Combat Veteran, Author, and Activist

"Moral courage is the highest expression of humanity. Our commitment to defend did not end when we took off the uniform. #MarchOn Veterans!"~Tee Marie Hanible, Twitter, July 16, 2017

Gunnery Sergeant Tawanda "Tee" Marie Hanible retired from the Marine Corps in 2016 after serving for almost twenty years. Born in Chicago, raised in foster care, and eventually adopted by foster parents Minnie and William Hudson, Hanible credits the Marine Corps with changing her life. Her older brother was recruited into the Marine Corps and became a Lance Corporal.

Although he initially dissuaded her from joining, she decided that the challenge was exactly what she was seeking. She enlisted in 1996 and deployed as the only woman in one of the first units in Iraq in 2003. After serving in combat, she became a Military Recruiter, Legal Chief, Operations Chief, and Marine Corps Diversity Chief. In 2011, she founded the non-profit Operation Heroes Connect to pair veterans as full-time mentors for at-risk youth.

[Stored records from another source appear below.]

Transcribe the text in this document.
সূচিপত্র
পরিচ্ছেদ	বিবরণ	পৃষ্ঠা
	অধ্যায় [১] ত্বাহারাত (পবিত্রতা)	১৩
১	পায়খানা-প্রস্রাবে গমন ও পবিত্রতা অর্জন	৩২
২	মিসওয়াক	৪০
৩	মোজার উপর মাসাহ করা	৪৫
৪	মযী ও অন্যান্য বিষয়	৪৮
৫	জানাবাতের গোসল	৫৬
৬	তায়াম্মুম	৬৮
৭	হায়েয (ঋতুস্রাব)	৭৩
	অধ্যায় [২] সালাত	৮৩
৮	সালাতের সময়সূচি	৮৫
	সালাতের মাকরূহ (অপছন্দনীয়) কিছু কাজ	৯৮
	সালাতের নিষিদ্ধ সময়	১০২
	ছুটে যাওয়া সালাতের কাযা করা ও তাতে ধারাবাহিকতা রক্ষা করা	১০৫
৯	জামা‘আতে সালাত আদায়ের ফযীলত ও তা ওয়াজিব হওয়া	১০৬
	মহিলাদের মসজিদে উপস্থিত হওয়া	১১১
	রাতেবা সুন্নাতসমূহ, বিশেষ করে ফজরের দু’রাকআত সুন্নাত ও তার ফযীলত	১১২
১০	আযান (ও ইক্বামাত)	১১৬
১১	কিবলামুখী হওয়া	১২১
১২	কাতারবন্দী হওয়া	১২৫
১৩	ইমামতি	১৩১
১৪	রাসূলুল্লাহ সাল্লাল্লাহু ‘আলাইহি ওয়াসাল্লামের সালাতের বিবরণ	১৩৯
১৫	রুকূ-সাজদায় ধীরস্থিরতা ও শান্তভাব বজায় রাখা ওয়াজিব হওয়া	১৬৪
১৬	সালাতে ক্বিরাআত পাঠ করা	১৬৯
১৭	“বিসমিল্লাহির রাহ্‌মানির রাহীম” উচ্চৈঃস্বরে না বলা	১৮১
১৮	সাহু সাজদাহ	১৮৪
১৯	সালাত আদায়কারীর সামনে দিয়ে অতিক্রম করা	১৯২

In 2012, she was honored by President Barack Obama for her work on active duty as well as her off-duty community service. After retirement, Hanible became a television star, working with John Cena as the only military female expert on the Fox network's "American Grit." Leveraging her fame, she started a clothing company called Gritty Apparel and co-starred in the LIfetime documentary "What I Signed Up for." In 2019, she published her first book, The Warrior Code: 11 Principles to Unleash the Badass Inside of You.

Political activism is part of Hanible's identity as a veteran. In 2016, she served as the National Veteran's Chair for the Women's March, which drew around 250,000 people to Washington and involved more than four million people around the world. Hanible also founded "Veterans for Kaepernick," a movement against racism and racial injustice.